GitHub (github)¶
The github connector indexes a GitHub repository: its source files at their
repo paths, and — when you opt in — its issues, pull requests, and PR diffs. Use
it to search a codebase you don't have checked out, or to bring issue and review
discussion into the same search surface as the code it's about.
How MFS sees it¶
Repository files appear at their real repo paths. With index_meta = true,
issue and PR records show up under _meta/:
github://zilliztech/mfs/
├── README.md document
├── server/python/src/.../registry.py code
├── _meta/issues.jsonl record_collection (opt-in)
└── _meta/pulls.jsonl record_collection (opt-in)
Code and docs are embedded and searchable like any file tree. Issues and pulls
are indexed per record using built-in presets — github.issues covers the title,
body, and comment bodies; github.pulls adds review and comment threads — so you
don't need to write any [[objects]] config for them.
Credentials¶
You need a GitHub Personal Access Token (PAT) with read scopes. A fine-grained PAT is the recommended path for org-owned repos.
Fine-grained PAT — https://github.com/settings/tokens?type=beta → Generate new token:
- Set a name and expiration (rotate on a reminder).
- Repository access → Only select repositories → pick the repos to index.
- Repository permissions, all Read-only: Contents, Issues, Pull requests, and Metadata (Metadata is always required).
- Generate and copy the
github_pat_...value.
Classic PAT also works (https://github.com/settings/tokens/new) with scope
repo for private repos or public_repo for public-only. If the org enforces
SSO, click Configure SSO on the token and authorize it for the org.

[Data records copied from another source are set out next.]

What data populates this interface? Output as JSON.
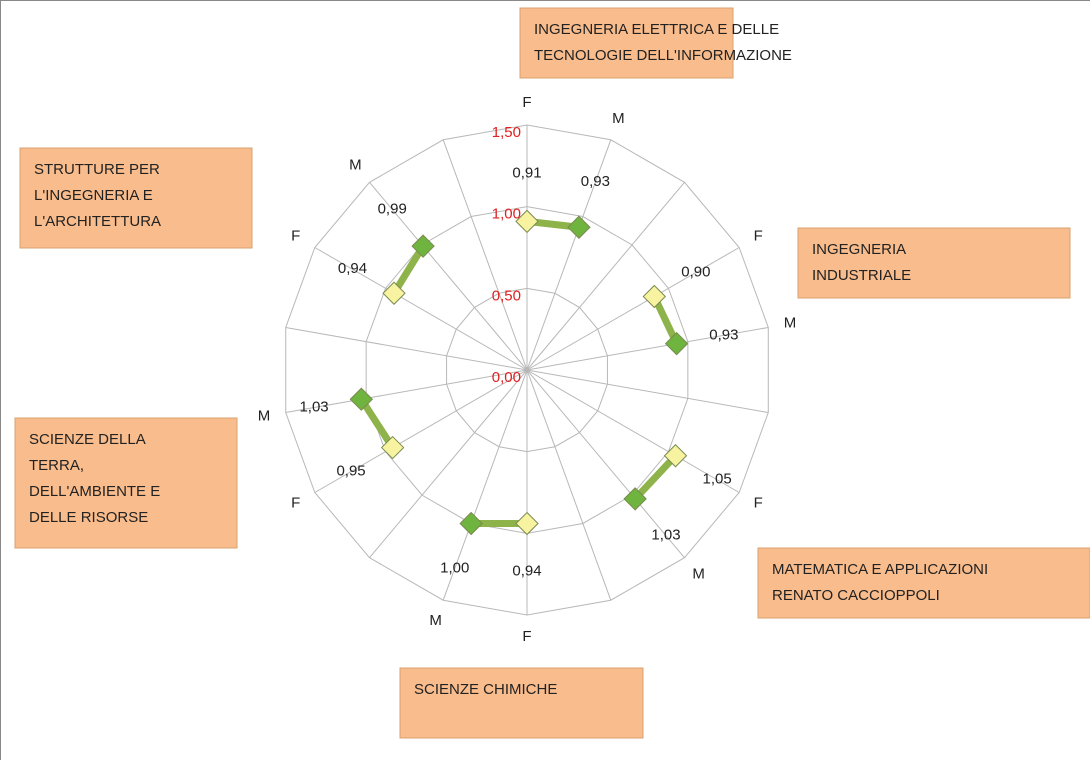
{
  "chart_data": {
    "type": "radar",
    "categories": [
      "F",
      "M",
      null,
      "F",
      "M",
      null,
      "F",
      "M",
      null,
      "F",
      "M",
      null,
      "F",
      "M",
      null,
      "F",
      "M",
      null
    ],
    "series": [
      {
        "color": "#8db34a",
        "values": [
          0.91,
          0.93,
          null,
          0.9,
          0.93,
          null,
          1.05,
          1.03,
          null,
          0.94,
          1.0,
          null,
          0.95,
          1.03,
          null,
          0.94,
          0.99,
          null
        ],
        "value_labels": [
          "0,91",
          "0,93",
          null,
          "0,90",
          "0,93",
          null,
          "1,05",
          "1,03",
          null,
          "0,94",
          "1,00",
          null,
          "0,95",
          "1,03",
          null,
          "0,94",
          "0,99",
          null
        ],
        "point_colors": [
          "#f7f3a0",
          "#6fb43f",
          null,
          "#f7f3a0",
          "#6fb43f",
          null,
          "#f7f3a0",
          "#6fb43f",
          null,
          "#f7f3a0",
          "#6fb43f",
          null,
          "#f7f3a0",
          "#6fb43f",
          null,
          "#f7f3a0",
          "#6fb43f",
          null
        ]
      }
    ],
    "ylim": [
      0,
      1.5
    ],
    "yticks": [
      {
        "value": 0,
        "label": "0,00"
      },
      {
        "value": 0.5,
        "label": "0,50"
      },
      {
        "value": 1,
        "label": "1,00"
      },
      {
        "value": 1.5,
        "label": "1,50"
      }
    ],
    "grid": true,
    "annotations": [
      {
        "lines": [
          "INGEGNERIA ELETTRICA E DELLE",
          "TECNOLOGIE DELL'INFORMAZIONE"
        ]
      },
      {
        "lines": [
          "INGEGNERIA",
          "INDUSTRIALE"
        ]
      },
      {
        "lines": [
          "MATEMATICA E APPLICAZIONI",
          "RENATO CACCIOPPOLI"
        ]
      },
      {
        "lines": [
          "SCIENZE CHIMICHE"
        ]
      },
      {
        "lines": [
          "SCIENZE  DELLA",
          "TERRA,",
          "DELL'AMBIENTE E",
          "DELLE RISORSE"
        ]
      },
      {
        "lines": [
          "STRUTTURE PER",
          "L'INGEGNERIA E",
          "L'ARCHITETTURA"
        ]
      }
    ],
    "annotation_color": "#f9bc8c"
  }
}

Author the token as an env: reference so the secret stays in the server
environment, never in the TOML.
Configuration¶
repo = "zilliztech/mfs"
branch = "main" # empty = repo default branch
token = "env:GITHUB_TOKEN"
index_meta = true # also index issues + PRs (off by default)
max_read_rows = 5000
Set repo explicitly — the plugin reads it from config rather than deriving it
from the URI. file:/abs/path works for the token too.
Sync and freshness¶
The connector tracks each file's blob_sha as its cursor, so a re-sync only
re-embeds blobs whose content changed. Deletions are caught by full_scan: a
file removed upstream disappears from the index on the next sync. Submodules are
not followed as separate repository trees.
Search and browse¶
mfs connector probe github://zilliztech/mfs --config ./github.toml
mfs add github://zilliztech/mfs --config ./github.toml
mfs search "connector registry" github://zilliztech/mfs/server/python
mfs cat github://zilliztech/mfs/server/python/src/mfs_server/connectors/registry.py --range 1:80
mfs cat github://zilliztech/mfs/_meta/issues.jsonl --locator '{"number":42}'
Pitfalls¶
- Issues, PRs, and PR diffs are opt-in — set
index_meta = true. - Private repos require a
token; without one only public repos resolve. max_read_rowscaps files and issues; a large repo may report partial recall.